Differing responses of marine N2 fixers to warming and consequences for future diazotroph community structure

The globally distributed colonial cyanobacterium Trichodesmium and unicellular diazotrophs including Crocosphaera together carry out the majority of marine biological nitrogen (N-2) fixation. Future sea surface warming is predicted to influence their abundance and distribution, but temperature reaction norms have been determined for very few representatives of each genus. We compared thermal responses within and between the 2 genera Trichodesmium and Crocosphaera by measuring reaction norms for growth, N-2 fixation, carbon fixation, and elemental ratios in 7 strains from a global culture collection. Temperature reaction norms of Trichodesmium and Crocosphaera were remarkably similar for all isolates within each genus, regardless of their geographic origin. Thermal limits of Trichodesmium and Crocosphaera ranged from 18 to 32 degrees C and 24 to 32 degrees C, and optimum growth temperatures were similar to 26 and similar to 30 degrees C, respectively. The highest cellular ratios of nitrogen to phosphorus and carbon to nitrogen were found at optimum growth temperatures, and the lowest ratios near their thermal limits.
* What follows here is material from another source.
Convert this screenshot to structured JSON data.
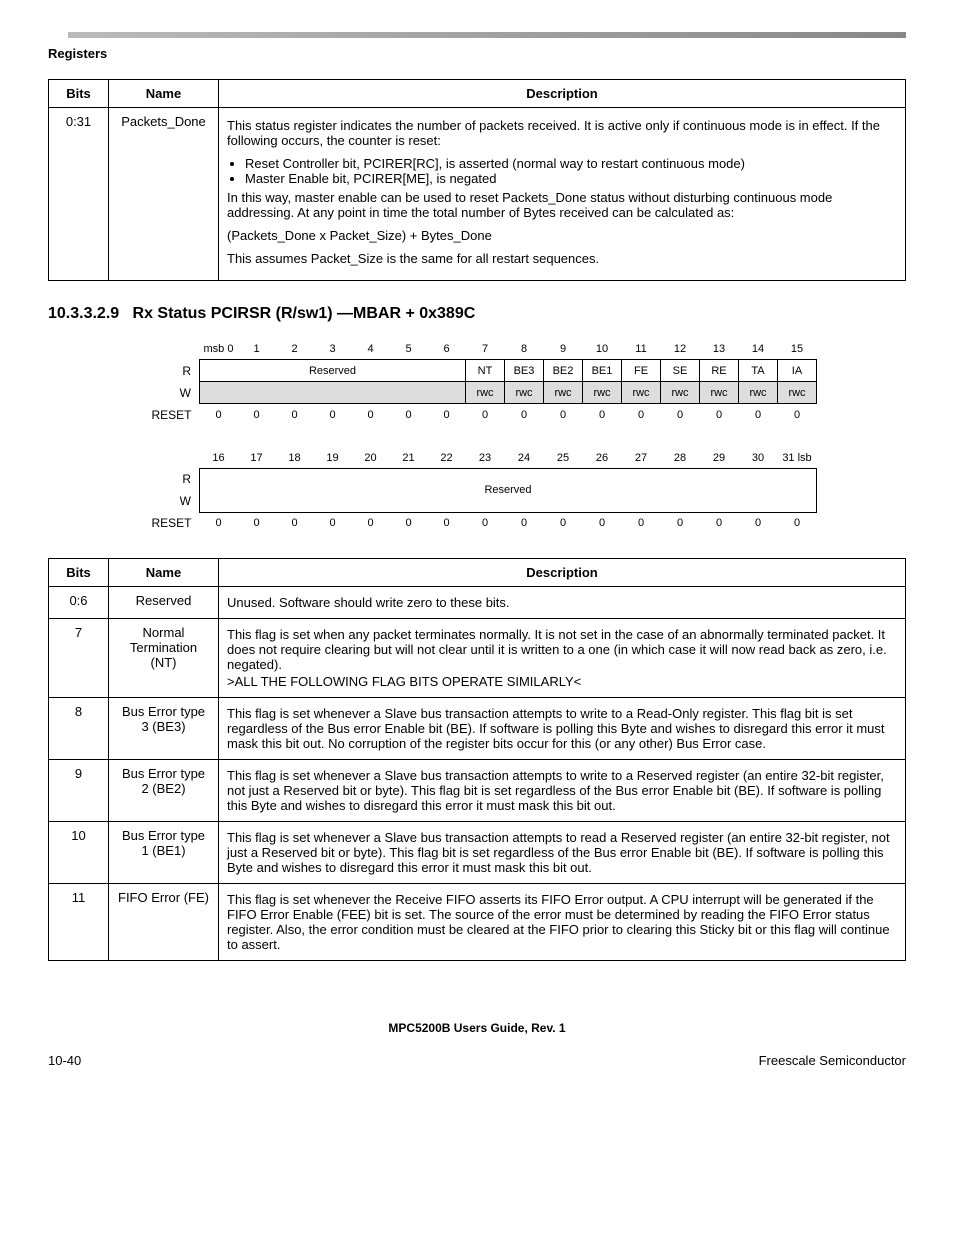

In a mixed competition experiment, Trichodesmium growth rates were similar to 25% higher than those of Crocosphaera at 24 degrees C, while those of Crocosphaera were similar to 50% higher at 28 degrees C. Comparison of these results to current and projected seasonal temperature regimes in the subtropical Atlantic and Pacific Oceans suggests that predicted warmer temperatures may favor Crocosphaera over Trichodesmium, but that both genera may be excluded where future temperatures consistently exceed 32 degrees C. Sea surface warming could profoundly alter the community structure and stoichiometry of marine N-2-fixing cyanobacteria, thus fundamentally changing the biogeochemical cycling of this globally significant source of new nitrogen.